Published October 26, 2020 in Puget Sound Business Journal
The coronavirus is not just a health disaster, but an economic one as well. There are, of course, the steep declines in income and consumption we are experiencing. But in addition, the economic tumble has translated into reduced state revenue and a gaping budget deficit.
Washington State’s budget problem is of course not unique. All other states across the nation are equally challenged, and most are responding by cutting spending and shutting down programs. Yet the case for finding new revenue sources instead has never been stronger. Especially here in Washington.
According to the most recent state forecast, Washington State’s current biennial budget is $2.4 billion below pre-Covid19 projections, an amount equaling about 5 percent of general state revenue. Meeting this shortfall with cuts only would be devastating.
The alternative is to raise taxes. People commonly think that option is like hitting a person who is staggering against the ropes.
But, the truth is, neither budget cuts nor tax increases are ideal in a recession as both reduce private demand for goods and services. Yet with balanced budget requirements, this is the choice we face. And given it, finding new taxes that target the wealthy is by far the best one.
The reason new taxes beat spending cuts is three fold. Tax increases, especially well-designed ones targeting the wealthy, have less effect on economic activity than do spending cuts.
Spending cuts take money directly out of people’s hands. When those with less money spend less, the economic effect is multiplied: a laid-off social worker has less income, which via her lower spending, translates into less income elsewhere. It is why in a recent New York Times op-ed, Kitty Richards and Nobel Prize winning economist Joseph Stiglitz estimate that each dollar in state cuts leads to $1.50 to $2.50 less in state income.
While it is true that tax increases also take money out of people’s pocket, so is it that new taxes targeting higher income individuals are likely to reduce savings rather than consumption. Richards and Stiglitz estimate that each new dollar of state revenue will reduce spending by only 35 cents. This explains why recent research by the Center for American Progress concluded that states that cut spending over the Great Recession fared worse economically than those that raised revenue.
A second reason for new taxes on the wealthy is that spending cuts reduce the valuable services and amenities we collectively pay for, and which make Washington such a great place to live: parks, schools and colleges, safe roads, transportation, and support for seniors and struggling families. Cuts would also reduce desperately-needed investments in health, education, child care, mental health, housing, and broadband.

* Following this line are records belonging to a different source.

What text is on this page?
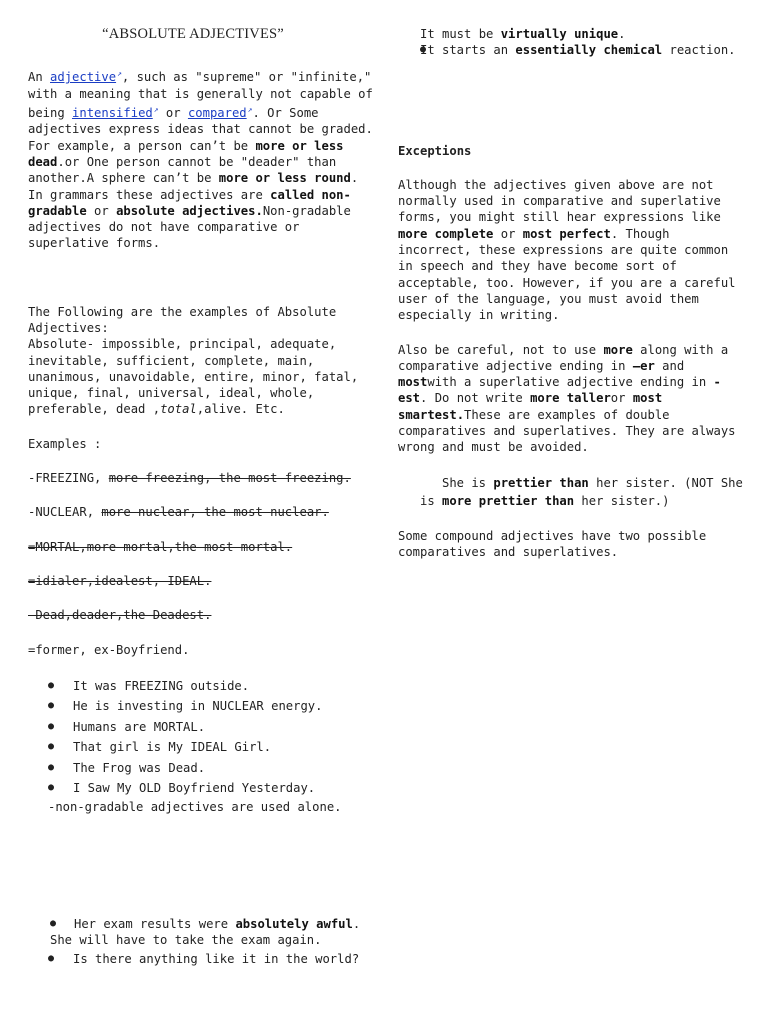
“ABSOLUTE ADJECTIVES”

An adjective↗, such as "supreme" or "infinite," with a meaning that is generally not capable of being intensified↗ or compared↗. Or Some adjectives express ideas that cannot be graded. For example, a person can’t be more or less dead.or One person cannot be "deader" than another.A sphere can’t be more or less round. In grammars these adjectives are called non-gradable or absolute adjectives.Non-gradable adjectives do not have comparative or superlative forms.

The Following are the examples of Absolute Adjectives:
Absolute- impossible, principal, adequate, inevitable, sufficient, complete, main, unanimous, unavoidable, entire, minor, fatal, unique, final, universal, ideal, whole, preferable, dead ,total,alive. Etc.

Examples :

-FREEZING, more freezing, the most freezing.

-NUCLEAR, more nuclear, the most nuclear.

=MORTAL,more mortal,the most mortal.

=idialer,idealest, IDEAL.

-Dead,deader,the Deadest.

=former, ex-Boyfriend.

● It was FREEZING outside.
● He is investing in NUCLEAR energy.
● Humans are MORTAL.
● That girl is My IDEAL Girl.
● The Frog was Dead.
● I Saw My OLD Boyfriend Yesterday.

-non-gradable adjectives are used alone.

● Her exam results were absolutely awful. She will have to take the exam again.
● Is there anything like it in the world?
It must be virtually unique.
● It starts an essentially chemical reaction.

Exceptions

Although the adjectives given above are not normally used in comparative and superlative forms, you might still hear expressions like more complete or most perfect. Though incorrect, these expressions are quite common in speech and they have become sort of acceptable, too. However, if you are a careful user of the language, you must avoid them especially in writing.

Also be careful, not to use more along with a comparative adjective ending in —er and mostwith a superlative adjective ending in -est. Do not write more talleror most smartest.These are examples of double comparatives and superlatives. They are always wrong and must be avoided.

She is prettier than her sister. (NOT She is more prettier than her sister.)

Some compound adjectives have two possible comparatives and superlatives.
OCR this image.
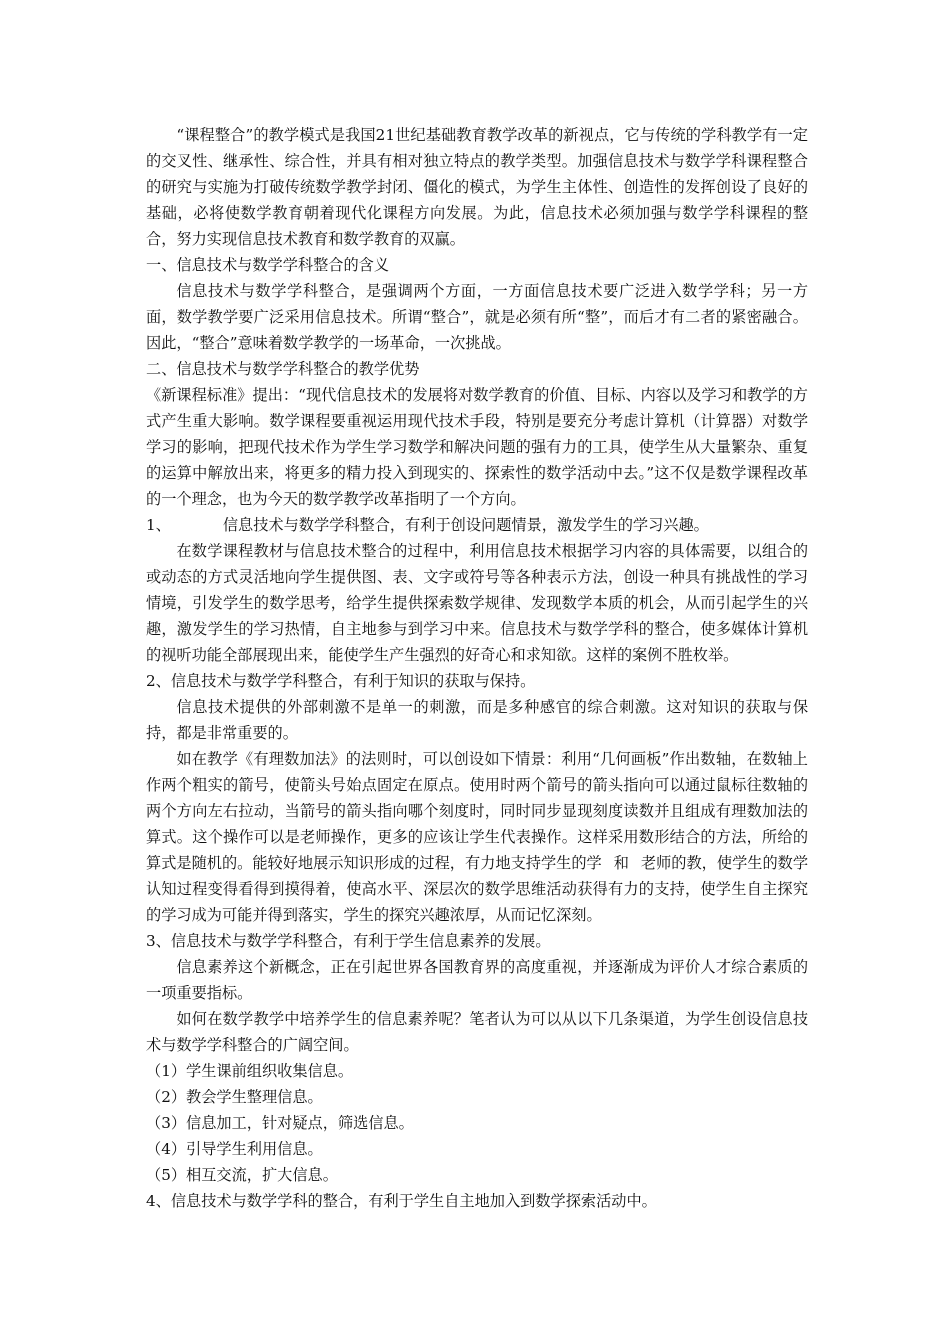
“课程整合”的教学模式是我国21世纪基础教育教学改革的新视点，它与传统的学科教学有一定的交叉性、继承性、综合性，并具有相对独立特点的教学类型。加强信息技术与数学学科课程整合的研究与实施为打破传统数学教学封闭、僵化的模式，为学生主体性、创造性的发挥创设了良好的基础，必将使数学教育朝着现代化课程方向发展。为此，信息技术必须加强与数学学科课程的整合，努力实现信息技术教育和数学教育的双赢。

一、信息技术与数学学科整合的含义

信息技术与数学学科整合，是强调两个方面，一方面信息技术要广泛进入数学学科；另一方面，数学教学要广泛采用信息技术。所谓“整合”，就是必须有所“整”，而后才有二者的紧密融合。因此，“整合”意味着数学教学的一场革命，一次挑战。

二、信息技术与数学学科整合的教学优势

《新课程标准》提出：“现代信息技术的发展将对数学教育的价值、目标、内容以及学习和教学的方式产生重大影响。数学课程要重视运用现代技术手段，特别是要充分考虑计算机（计算器）对数学学习的影响，把现代技术作为学生学习数学和解决问题的强有力的工具，使学生从大量繁杂、重复的运算中解放出来，将更多的精力投入到现实的、探索性的数学活动中去。”这不仅是数学课程改革的一个理念，也为今天的数学教学改革指明了一个方向。

1、	信息技术与数学学科整合，有利于创设问题情景，激发学生的学习兴趣。

在数学课程教材与信息技术整合的过程中，利用信息技术根据学习内容的具体需要，以组合的或动态的方式灵活地向学生提供图、表、文字或符号等各种表示方法，创设一种具有挑战性的学习情境，引发学生的数学思考，给学生提供探索数学规律、发现数学本质的机会，从而引起学生的兴趣，激发学生的学习热情，自主地参与到学习中来。信息技术与数学学科的整合，使多媒体计算机的视听功能全部展现出来，能使学生产生强烈的好奇心和求知欲。这样的案例不胜枚举。

2、信息技术与数学学科整合，有利于知识的获取与保持。

信息技术提供的外部刺激不是单一的刺激，而是多种感官的综合刺激。这对知识的获取与保持，都是非常重要的。

如在教学《有理数加法》的法则时，可以创设如下情景：利用“几何画板”作出数轴，在数轴上作两个粗实的箭号，使箭头号始点固定在原点。使用时两个箭号的箭头指向可以通过鼠标往数轴的两个方向左右拉动，当箭号的箭头指向哪个刻度时，同时同步显现刻度读数并且组成有理数加法的算式。这个操作可以是老师操作，更多的应该让学生代表操作。这样采用数形结合的方法，所给的算式是随机的。能较好地展示知识形成的过程，有力地支持学生的学 和 老师的教，使学生的数学认知过程变得看得到摸得着，使高水平、深层次的数学思维活动获得有力的支持，使学生自主探究的学习成为可能并得到落实，学生的探究兴趣浓厚，从而记忆深刻。

3、信息技术与数学学科整合，有利于学生信息素养的发展。

信息素养这个新概念，正在引起世界各国教育界的高度重视，并逐渐成为评价人才综合素质的一项重要指标。

如何在数学教学中培养学生的信息素养呢？笔者认为可以从以下几条渠道，为学生创设信息技术与数学学科整合的广阔空间。

（1）学生课前组织收集信息。

（2）教会学生整理信息。

（3）信息加工，针对疑点，筛选信息。

（4）引导学生利用信息。

（5）相互交流，扩大信息。

4、信息技术与数学学科的整合，有利于学生自主地加入到数学探索活动中。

Finally, new taxes on wealthy individuals is the better choice because of how unfairly the cost of government services is spread among us. Washington families making less than $24,000 per year pay about 18 percent of their income in state and local taxes; a family making around $100,000 pays about 9 percent. And the one percent of Washingtonians making over $500,000 pay only 3 percent.
Our state’s unfair, upside-down tax code made national news when the Institute on Taxation and Economic Policy (ITEP) released its state-by-state profile in which Washington earned ITEP’s top billing for the state with the most lopsided distribution of taxes.
Indeed, after adjusting Washingtonians’ income for payments in state and local taxes, our state’s distribution of income becomes even more weighted toward rich and white residents. We can thus add Washington’s tax code to the long list of ways that American policy contributes to rather than ameliorates income and racial inequality within our nation.
So let’s take inspiration from New Jersey. Officials there recently announced a plan to increase state income taxes on those making over $1 million. While Washington lacks an income tax, other options are available to us. The Governor’s office has crafted a 9 percent capital gains tax. Not long ago a group of state senators proposed a new law taxing compensation above $1 million.
Let your representatives in Olympia hear your will, and insist that they finally find a way to make our tax code a more equitable one.